Sopheap Pich, a contemporary painter and co-founder of Saklapel, an organization dedicated to fostering contemporary visual art creation, says the strength of Nath's work lies in the way he uses personal memory to paint a collective story.
"He had formal training," Pich said. "But at the same time he was also not a very formal narrative painter, a historical painter. I felt that the paintings that he did were very strong - there are no photos of those things he painted. I didn't think of it in terms of high art or low art or self-taught. I respect that [his work is] journalistic in a sense - making up the story as you go along."
Nath's technical skills have taught a younger generation of artists valuable lessons.
"He does not shy away from color," Pich said. "He is not out to show people how to paint, but his influence is unmistakeable."
But it is the unique way Nath has worked his life experiences into his artistic creations that has proved most inspiring.

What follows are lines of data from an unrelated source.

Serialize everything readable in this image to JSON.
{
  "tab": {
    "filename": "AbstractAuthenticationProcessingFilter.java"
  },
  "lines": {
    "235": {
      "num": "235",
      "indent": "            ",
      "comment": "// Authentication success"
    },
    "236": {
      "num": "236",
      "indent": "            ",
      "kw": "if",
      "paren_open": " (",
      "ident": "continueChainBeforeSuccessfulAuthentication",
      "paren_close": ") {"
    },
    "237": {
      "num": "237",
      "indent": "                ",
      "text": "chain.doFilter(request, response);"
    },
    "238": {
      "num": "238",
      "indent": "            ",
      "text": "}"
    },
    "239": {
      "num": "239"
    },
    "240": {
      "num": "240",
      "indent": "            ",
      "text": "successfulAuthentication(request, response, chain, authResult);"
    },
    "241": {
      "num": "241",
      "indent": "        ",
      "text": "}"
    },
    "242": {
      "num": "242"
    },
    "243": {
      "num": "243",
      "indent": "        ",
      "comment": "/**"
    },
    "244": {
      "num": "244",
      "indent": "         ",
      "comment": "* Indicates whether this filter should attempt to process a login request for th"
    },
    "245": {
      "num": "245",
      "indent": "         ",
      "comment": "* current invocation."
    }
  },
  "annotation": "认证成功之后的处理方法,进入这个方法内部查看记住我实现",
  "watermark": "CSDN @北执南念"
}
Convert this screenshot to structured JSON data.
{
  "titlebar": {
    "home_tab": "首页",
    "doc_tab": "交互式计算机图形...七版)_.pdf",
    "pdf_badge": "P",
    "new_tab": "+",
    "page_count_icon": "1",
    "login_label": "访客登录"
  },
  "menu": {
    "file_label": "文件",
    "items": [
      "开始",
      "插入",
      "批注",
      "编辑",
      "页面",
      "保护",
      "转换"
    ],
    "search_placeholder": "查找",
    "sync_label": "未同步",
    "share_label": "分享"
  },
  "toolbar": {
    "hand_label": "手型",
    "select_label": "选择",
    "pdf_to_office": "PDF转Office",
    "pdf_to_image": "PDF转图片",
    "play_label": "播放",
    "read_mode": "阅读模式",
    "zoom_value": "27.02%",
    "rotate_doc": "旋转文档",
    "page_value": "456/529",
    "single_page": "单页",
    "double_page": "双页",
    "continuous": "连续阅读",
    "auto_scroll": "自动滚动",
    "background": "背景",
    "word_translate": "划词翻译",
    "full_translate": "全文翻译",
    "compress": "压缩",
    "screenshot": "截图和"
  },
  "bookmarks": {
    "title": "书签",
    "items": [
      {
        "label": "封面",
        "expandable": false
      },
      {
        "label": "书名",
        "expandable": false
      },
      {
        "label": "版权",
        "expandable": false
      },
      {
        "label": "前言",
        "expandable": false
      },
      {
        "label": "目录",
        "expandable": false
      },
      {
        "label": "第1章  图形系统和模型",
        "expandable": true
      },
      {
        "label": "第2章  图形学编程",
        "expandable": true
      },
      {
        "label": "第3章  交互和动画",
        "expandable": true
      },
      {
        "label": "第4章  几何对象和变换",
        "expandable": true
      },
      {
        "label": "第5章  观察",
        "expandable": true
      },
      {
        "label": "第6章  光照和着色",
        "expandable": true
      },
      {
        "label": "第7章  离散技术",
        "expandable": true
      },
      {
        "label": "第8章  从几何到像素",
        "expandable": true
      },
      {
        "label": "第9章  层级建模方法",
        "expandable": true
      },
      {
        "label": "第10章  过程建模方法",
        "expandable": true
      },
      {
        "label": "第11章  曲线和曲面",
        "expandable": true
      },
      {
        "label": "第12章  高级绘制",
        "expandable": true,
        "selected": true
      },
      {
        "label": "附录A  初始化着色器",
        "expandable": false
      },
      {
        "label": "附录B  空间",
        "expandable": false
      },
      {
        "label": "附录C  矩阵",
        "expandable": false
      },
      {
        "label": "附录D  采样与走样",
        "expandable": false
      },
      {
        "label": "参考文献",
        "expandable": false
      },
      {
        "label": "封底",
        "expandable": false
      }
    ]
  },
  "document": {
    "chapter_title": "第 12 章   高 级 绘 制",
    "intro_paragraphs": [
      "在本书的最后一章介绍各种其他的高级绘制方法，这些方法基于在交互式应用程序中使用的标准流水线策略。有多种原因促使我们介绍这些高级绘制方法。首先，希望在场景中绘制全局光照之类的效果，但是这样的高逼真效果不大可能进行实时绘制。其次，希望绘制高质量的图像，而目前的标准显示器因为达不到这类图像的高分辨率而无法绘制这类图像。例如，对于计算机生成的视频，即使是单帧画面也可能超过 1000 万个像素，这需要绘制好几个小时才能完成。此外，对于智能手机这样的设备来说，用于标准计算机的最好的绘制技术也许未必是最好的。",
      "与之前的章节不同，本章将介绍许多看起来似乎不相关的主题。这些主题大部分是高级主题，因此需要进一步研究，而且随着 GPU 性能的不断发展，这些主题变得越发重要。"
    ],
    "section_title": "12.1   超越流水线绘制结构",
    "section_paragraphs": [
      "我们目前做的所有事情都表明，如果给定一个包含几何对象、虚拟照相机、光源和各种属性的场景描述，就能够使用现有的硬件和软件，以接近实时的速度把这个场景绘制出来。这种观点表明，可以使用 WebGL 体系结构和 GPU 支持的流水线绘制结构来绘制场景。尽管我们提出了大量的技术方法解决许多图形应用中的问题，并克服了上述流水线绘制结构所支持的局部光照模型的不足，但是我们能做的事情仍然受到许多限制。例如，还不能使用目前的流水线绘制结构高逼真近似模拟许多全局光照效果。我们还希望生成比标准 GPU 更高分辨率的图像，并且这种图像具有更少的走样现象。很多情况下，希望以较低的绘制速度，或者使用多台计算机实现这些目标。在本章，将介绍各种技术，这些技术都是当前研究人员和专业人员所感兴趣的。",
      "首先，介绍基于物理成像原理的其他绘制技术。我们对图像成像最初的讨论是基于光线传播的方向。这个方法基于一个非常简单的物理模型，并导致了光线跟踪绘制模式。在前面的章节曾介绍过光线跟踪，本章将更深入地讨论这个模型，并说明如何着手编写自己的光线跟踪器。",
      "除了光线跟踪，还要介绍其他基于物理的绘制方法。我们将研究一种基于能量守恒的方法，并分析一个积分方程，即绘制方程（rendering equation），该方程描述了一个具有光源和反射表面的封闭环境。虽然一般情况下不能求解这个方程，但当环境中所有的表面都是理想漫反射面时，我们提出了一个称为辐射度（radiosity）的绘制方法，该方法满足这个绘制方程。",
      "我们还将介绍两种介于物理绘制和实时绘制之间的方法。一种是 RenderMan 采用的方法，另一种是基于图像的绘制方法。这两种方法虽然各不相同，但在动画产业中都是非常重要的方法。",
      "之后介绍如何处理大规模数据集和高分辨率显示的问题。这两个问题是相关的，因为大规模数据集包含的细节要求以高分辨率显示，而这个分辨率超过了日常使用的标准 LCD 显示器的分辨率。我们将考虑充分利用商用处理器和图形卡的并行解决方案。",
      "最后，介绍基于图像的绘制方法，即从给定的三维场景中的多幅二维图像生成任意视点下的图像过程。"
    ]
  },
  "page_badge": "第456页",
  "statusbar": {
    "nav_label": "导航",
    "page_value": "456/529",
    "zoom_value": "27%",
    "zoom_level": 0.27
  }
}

"He has an affinity to imagination, not just photographic memory," Pich said. "I think he is the greatest Cambodian painter [who says] 'Look at your life and understand your life - learn enough skill to facilitate expression of that life'."
Despite the admiration he inspires, Nath is modest about his legacy.
"I am not going to tell others what they should remember me for," he said. "If they see me as a painter, a Khmer Rouge survivor, a grandfather, an educator, then let it be. My legacy is a matter of personal interpretation."